Cleanliness and infection control
- There had been no cases of Methicillin-Resistant Staphylococcus Aureus (MRSA) bacteraemia infections, Methicillin-Sensitive Staphylococcus Aureus (MSSA) bacteraemia infections or Clostridium difficile (C. diff) infections at the hospital between April 2014 and March 2015.
- All admitted patients underwent MRSA screening. Patients identified with an infection could be isolated in their rooms to support the management of cross infection risks.
- There were no surgical site infections following knee replacement surgery at the hospital between April 2014 and March 2015. The hospital had reported one surgical site infection following hip replacement surgery during this period.
- Hospital records showed there had been a total of 16 surgical site infections following surgery (all surgical procedures) between October 2014 and July 2015. Each incident was investigated to look for improvements. There were no recurring themes or trends that could attribute to the infection rates.

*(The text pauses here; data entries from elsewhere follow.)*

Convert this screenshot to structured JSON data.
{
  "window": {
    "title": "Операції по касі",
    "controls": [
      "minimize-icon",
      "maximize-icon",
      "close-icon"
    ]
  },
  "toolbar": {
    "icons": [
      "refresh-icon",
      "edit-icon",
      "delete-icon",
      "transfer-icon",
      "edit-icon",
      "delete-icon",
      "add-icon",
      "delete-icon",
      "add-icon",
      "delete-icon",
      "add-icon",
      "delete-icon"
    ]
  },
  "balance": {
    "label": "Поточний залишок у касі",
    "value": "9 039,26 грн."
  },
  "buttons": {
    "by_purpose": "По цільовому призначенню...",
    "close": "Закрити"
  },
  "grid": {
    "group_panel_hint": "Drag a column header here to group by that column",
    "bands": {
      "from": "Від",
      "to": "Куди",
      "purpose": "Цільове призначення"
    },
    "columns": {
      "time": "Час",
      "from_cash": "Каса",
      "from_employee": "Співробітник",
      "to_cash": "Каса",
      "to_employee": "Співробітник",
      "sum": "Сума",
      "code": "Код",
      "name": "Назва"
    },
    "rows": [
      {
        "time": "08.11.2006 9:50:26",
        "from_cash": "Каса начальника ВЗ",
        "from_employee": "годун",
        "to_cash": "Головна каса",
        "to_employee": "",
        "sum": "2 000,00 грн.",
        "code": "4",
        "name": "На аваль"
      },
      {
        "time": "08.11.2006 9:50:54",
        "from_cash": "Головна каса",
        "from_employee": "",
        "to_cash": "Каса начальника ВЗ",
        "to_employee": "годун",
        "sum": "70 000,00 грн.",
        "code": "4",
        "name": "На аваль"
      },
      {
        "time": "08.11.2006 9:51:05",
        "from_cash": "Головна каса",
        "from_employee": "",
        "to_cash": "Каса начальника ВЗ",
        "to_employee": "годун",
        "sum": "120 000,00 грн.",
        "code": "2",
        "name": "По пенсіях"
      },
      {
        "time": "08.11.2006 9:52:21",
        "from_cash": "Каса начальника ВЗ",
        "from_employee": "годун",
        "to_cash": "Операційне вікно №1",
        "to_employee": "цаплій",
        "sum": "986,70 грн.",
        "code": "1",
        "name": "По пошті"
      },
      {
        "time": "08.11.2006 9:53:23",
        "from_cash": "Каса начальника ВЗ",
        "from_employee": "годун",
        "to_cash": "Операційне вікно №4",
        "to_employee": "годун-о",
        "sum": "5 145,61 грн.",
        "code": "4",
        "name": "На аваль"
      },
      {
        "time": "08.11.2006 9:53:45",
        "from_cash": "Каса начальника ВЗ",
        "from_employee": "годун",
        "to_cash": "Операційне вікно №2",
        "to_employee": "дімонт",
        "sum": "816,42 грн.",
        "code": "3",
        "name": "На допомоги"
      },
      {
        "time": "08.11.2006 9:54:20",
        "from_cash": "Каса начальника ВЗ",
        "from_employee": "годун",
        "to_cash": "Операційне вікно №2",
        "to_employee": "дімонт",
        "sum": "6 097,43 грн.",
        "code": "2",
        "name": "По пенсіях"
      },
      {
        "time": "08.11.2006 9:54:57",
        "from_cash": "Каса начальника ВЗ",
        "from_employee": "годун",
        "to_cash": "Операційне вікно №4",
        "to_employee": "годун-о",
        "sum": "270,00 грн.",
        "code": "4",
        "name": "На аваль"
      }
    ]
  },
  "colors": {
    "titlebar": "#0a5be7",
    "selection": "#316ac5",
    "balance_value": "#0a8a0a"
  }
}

- All the areas we visited were visibly clean and tidy. Staff were aware of current infection prevention and control guidelines. Cleaning schedules were in place with clearly defined roles and responsibilities for cleaning the environment and cleaning and decontaminating equipment.
- There were arrangements in place for the handling, storage and disposal of clinical waste, including sharps. There were hand wash sinks and hand gels available in all areas of the hospital. We observed most staff following hand hygiene and 'bare below the elbow' guidance. However, some staff did not always carry out hand hygiene practices in between contact with patients. This was not in line with best practice guidance and may increase the risk of cross infection between patients.

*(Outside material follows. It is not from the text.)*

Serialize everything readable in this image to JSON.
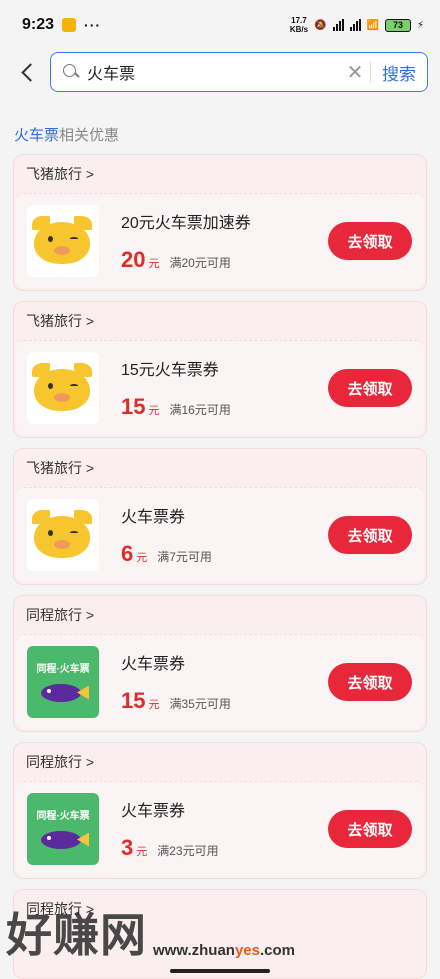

- Staff were observed wearing personal protective equipment, such as gloves and aprons, while delivering care. Gowning procedures were adhered to in the theatre areas.
- The trust had employed a number of infection control link nurses to provide training and to liaise with staff so patients that acquired infections could be identified and treated promptly.
Staffing levels
- The areas we inspected had a sufficient number of trained nursing and support staff with an appropriate skills mix to meet patients’ needs.
- Staffing levels were monitored using the BMI Healthcare nursing dependency and skill mix tool. The theatres did not have a full establishment of trained permanent staff (there were 11 nursing staff vacancies). However, staffing levels were maintained through the use of regular bank and agency staff.
- A recent initiative had seen a restructure of the theatre team to introduce lead practitioners that the hospital hoped would stimulate recruitment success. In addition, the recruitment of newly qualified nurses with a desire to work on the wards and theatres who could be mentored and trained internally was an area of focus going forward for the hospital.
- In outpatients, the staff rota showed how many staff were needed for the different clinics based on the nature of the clinic and the acuity of the patients in conjunction with the consultant. This was reviewed weekly to provide safe staffing levels when extra clinics were needed.
Nutrition and hydration
- Patient records included an assessment of patients’ nutritional requirements.
- Patients told us they were offered a choice of food and drink and spoke positively about the quality of the food offered.
- Patients with difficulties eating and drinking were placed on special diets. Special meals were also prepared for patients with diabetes.
- Staff understood people’s cultural needs. For example, staff could provide ‘halal’ or ‘kosher’ meals if requested
There were areas of practice where the provider should make improvements.
The provider should:
- Ensure that all staff follow hand hygiene best practice processes in all areas of the hospital.
- Ensure all staff receive a regular appraisal to support and promote development.
- Continue to prioritise recruitment of theatre staff.
- Ensure the risk register clearly identifies any outstanding actions required to mitigate risks and expected date of completion.